WHEN this committee honoured me with an invitation to speak and asked me to choose a subject, I replied that I would speak either on liberty of expression or on cultural tradition, as they preferred, but that in either case I should make the same speech. Coming from an Englishman, this is not an epigram. In England, our traditions and our liberties are closely connected, and so it should be possible to treat the two at once. Freedom has been praised in my country for several hundred years. Duty and self-abnegation have been praised too, but freedom has won the larger chorus. And if we writers to-day could carry this tradition on, if we could assert, under modern conditions, what has been asserted by Milton in his century and by Shelley and by Dickens in theirs, we should have no fear for our liberties.

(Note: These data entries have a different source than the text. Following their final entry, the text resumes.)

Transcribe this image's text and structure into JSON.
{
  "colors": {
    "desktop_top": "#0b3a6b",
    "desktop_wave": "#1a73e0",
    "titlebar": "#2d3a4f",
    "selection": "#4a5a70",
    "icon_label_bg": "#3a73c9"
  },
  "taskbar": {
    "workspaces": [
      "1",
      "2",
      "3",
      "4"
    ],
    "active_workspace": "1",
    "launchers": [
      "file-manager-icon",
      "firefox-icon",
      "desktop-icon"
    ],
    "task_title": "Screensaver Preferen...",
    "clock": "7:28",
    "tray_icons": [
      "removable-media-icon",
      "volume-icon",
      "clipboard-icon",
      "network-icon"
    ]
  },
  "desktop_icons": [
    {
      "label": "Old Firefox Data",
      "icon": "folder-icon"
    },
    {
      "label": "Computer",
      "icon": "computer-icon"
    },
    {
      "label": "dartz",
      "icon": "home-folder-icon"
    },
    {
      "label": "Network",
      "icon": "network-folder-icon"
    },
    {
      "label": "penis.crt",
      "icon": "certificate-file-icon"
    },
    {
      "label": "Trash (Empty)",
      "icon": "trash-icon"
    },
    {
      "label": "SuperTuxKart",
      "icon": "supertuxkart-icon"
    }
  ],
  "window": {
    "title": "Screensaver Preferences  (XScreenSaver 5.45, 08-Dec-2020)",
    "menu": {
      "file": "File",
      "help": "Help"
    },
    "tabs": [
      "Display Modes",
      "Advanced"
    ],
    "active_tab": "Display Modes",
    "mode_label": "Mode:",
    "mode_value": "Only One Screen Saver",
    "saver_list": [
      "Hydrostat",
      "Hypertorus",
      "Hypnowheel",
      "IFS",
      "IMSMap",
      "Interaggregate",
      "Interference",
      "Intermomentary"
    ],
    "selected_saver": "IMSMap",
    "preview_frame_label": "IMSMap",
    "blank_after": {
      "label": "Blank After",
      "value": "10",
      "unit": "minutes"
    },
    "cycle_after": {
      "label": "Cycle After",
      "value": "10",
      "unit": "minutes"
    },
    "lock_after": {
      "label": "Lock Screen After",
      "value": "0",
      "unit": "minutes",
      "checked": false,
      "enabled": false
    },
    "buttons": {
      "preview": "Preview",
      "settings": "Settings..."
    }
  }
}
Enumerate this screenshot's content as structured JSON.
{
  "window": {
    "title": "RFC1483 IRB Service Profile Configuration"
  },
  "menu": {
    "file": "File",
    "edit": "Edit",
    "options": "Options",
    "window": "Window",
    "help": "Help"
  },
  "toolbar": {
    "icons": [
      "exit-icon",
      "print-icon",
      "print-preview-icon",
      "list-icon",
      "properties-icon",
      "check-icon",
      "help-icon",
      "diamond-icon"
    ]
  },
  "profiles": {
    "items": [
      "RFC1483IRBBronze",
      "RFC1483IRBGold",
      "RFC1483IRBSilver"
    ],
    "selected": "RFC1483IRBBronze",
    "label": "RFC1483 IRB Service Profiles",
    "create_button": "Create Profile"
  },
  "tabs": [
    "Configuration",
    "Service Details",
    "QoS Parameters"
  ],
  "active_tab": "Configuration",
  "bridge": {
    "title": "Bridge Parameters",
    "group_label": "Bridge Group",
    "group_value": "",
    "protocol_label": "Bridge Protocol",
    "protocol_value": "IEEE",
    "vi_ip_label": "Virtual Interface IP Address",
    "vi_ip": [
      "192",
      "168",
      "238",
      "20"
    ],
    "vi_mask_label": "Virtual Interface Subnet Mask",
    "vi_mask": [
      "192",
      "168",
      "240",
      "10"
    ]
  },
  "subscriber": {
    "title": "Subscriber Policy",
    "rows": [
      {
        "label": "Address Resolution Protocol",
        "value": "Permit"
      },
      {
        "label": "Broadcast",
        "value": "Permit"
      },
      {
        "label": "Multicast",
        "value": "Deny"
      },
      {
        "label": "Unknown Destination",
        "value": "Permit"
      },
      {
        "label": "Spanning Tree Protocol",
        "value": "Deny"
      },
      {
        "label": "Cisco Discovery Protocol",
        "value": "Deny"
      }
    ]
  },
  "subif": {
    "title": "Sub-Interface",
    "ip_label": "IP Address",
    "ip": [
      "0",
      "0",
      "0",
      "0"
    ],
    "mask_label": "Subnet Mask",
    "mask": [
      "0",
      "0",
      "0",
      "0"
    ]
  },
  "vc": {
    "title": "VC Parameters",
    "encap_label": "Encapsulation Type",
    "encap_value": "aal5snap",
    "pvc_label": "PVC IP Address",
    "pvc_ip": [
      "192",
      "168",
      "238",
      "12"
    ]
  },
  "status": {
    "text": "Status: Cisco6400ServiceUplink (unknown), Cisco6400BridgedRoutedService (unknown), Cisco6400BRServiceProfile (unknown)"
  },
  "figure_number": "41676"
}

I know very well how limited, and how open to criticism, English freedom is. It is race-bound and it's class-bound. It means freedom for the Englishman, but not for the subject-races of his Empire. If you invite the average Englishman to share his liberties with the inhabitants of India or Kenya, he will reply, ` Never,' if he is a Tory, and' Not until I consider them worthy ' if he is a Liberal. Last year, General Smuts made a magnificent speech about freedom to the students of the University of St. Andrews. With every word that he said, I agreed. But there was one thing he didn't say. He never suggested that the blessings he praised so eloquently might be applicable to the coloured peoples of South Africa. He was not even thinking about them. And this omission made his eulogy a mockery.
Then as to class. Freedom in England is only enjoyed by people who are fairly well off. For the down and out-unless he is very exceptional-it does not signify a plate of fish and chips.